Dear Diary,

It is sad to say that I may have to do the dirty deed again to another close friend. Banquo. I feared that this day would come and I would have to do something about him. The three crazy witches had promised Banquo that his children would be kings and that he would be the father of a great royal family. Well, there’s definitely no way I’m going to let this happen.

I hate to do it but now I feel I must to protect my throne from others. I feel like now I can do it and not feel so bad about it because I have done it before. I will kill Banquo. I also sense that he will come after me and threaten to unveil my secrets. About the witches and about all of what I have done.

I killed Duncan, a king, and I will kill Banquo. I must protect my status as a skilled fighter, a king and a warrior. Those who threaten to hurt me and my wife will be dealt with, whoever it is. I hate to kill Fleance, an innocent child, but I have no choice.

At the banquet, I will put on my best fake smile and chat and eat with the guests. I have to look innocent so that no one can connect me to the crime or even be suspicious. I don’t want to but I must.

I’ve planned to have the best two murderers intercept Banquo and his son after they have come back from their ride on the horses. Hopefully, they will do their job and get paid and then I won’t have to worry.

I have always loved Banquo like a brother. His death is going to mean more to me than Duncan’s. Nowadays, I feel like everyone that does something wrong to me, has to die. The power of being king has made me feel too overwhelmed with all the responsibilities of governing and controlling a country such as Scotland. I just want to go into a battlefield and take apart some heads from their bodies.

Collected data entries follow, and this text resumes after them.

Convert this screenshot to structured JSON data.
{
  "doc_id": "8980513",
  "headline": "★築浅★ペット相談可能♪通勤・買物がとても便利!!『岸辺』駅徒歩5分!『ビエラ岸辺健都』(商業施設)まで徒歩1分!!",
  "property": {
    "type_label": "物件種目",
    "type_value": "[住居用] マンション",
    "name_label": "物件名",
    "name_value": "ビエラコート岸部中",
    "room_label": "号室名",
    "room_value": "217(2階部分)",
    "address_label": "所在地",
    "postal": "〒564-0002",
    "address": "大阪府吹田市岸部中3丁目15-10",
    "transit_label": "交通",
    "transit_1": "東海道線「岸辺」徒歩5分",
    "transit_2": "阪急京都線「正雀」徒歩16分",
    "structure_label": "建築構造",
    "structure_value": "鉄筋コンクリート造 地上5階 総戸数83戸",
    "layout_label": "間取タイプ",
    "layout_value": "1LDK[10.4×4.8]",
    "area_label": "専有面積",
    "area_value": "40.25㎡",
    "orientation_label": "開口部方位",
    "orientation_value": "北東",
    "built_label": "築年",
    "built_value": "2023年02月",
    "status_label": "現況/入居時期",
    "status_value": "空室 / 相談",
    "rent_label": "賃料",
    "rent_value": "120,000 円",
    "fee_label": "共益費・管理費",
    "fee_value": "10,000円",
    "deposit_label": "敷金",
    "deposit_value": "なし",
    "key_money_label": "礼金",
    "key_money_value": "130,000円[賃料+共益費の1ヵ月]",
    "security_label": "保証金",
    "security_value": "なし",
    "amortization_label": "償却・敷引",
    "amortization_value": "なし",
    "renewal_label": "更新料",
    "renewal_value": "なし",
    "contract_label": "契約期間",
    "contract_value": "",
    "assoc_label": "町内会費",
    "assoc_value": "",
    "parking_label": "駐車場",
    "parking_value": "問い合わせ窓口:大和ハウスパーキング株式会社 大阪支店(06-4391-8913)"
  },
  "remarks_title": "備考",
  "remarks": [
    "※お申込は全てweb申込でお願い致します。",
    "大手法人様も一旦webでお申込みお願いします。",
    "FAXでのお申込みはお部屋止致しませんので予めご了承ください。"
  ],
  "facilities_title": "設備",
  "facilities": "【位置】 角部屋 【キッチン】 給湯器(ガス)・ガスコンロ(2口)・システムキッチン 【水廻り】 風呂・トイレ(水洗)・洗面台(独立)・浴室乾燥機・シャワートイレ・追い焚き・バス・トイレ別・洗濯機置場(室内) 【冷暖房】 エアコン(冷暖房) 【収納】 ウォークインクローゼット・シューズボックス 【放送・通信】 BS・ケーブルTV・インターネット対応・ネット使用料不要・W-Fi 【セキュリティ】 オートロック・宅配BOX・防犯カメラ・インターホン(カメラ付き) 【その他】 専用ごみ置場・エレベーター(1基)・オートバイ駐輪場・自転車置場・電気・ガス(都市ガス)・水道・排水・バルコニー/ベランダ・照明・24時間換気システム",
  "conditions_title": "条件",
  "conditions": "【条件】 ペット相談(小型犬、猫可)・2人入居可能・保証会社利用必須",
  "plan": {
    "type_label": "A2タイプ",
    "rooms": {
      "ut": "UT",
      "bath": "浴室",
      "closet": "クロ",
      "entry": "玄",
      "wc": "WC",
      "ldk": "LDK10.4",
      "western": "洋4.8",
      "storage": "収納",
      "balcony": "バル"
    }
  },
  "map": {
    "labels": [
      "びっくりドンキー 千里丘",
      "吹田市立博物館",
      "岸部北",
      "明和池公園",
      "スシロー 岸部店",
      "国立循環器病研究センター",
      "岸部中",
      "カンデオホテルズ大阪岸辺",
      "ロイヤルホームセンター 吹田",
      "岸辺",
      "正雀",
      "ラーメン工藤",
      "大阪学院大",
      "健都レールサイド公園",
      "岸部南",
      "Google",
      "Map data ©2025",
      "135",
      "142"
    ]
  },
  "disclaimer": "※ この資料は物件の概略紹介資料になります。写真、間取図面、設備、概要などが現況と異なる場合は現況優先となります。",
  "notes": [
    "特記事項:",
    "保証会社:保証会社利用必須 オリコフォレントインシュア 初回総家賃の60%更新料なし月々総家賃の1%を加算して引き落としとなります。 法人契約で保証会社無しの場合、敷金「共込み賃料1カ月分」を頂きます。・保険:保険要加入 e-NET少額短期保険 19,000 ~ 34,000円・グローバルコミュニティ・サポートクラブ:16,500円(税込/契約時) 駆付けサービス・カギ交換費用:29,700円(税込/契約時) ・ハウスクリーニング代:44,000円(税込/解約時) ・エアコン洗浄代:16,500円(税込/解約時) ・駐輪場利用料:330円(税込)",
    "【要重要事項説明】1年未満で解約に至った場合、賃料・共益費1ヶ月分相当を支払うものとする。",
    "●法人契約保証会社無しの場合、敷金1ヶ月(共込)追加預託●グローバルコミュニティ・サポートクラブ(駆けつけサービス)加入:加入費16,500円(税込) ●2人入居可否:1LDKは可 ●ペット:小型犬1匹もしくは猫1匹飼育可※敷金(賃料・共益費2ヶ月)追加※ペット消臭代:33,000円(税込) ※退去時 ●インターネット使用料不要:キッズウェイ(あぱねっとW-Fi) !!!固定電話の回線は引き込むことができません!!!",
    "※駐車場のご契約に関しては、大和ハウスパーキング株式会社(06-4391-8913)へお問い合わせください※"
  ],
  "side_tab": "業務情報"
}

Some say that power conquers all, including men. I think it is true. I’m starting to feel like I wasn’t meant for this. Yes, I wanted it and still do but I’m wondering if I made the right decision. I could be in my palace in Forres and be happy with my wife, with not so many problems and responsibilities. If only I had never gone to the heath and met the three witches. I can still remember their repugnant faces, their crazy eyes and there long, bent noses. Things would be so much easier.

I don’t really know why I’m writing this diary entry but I felt like writing what I feel would be better for me, like talking to someone. I still don’t know if I am right because I don’t feel any better. Perhaps, after the deed is done, I can go back to how things were. But there’s always something bad creeping around the corner, waiting for its chance.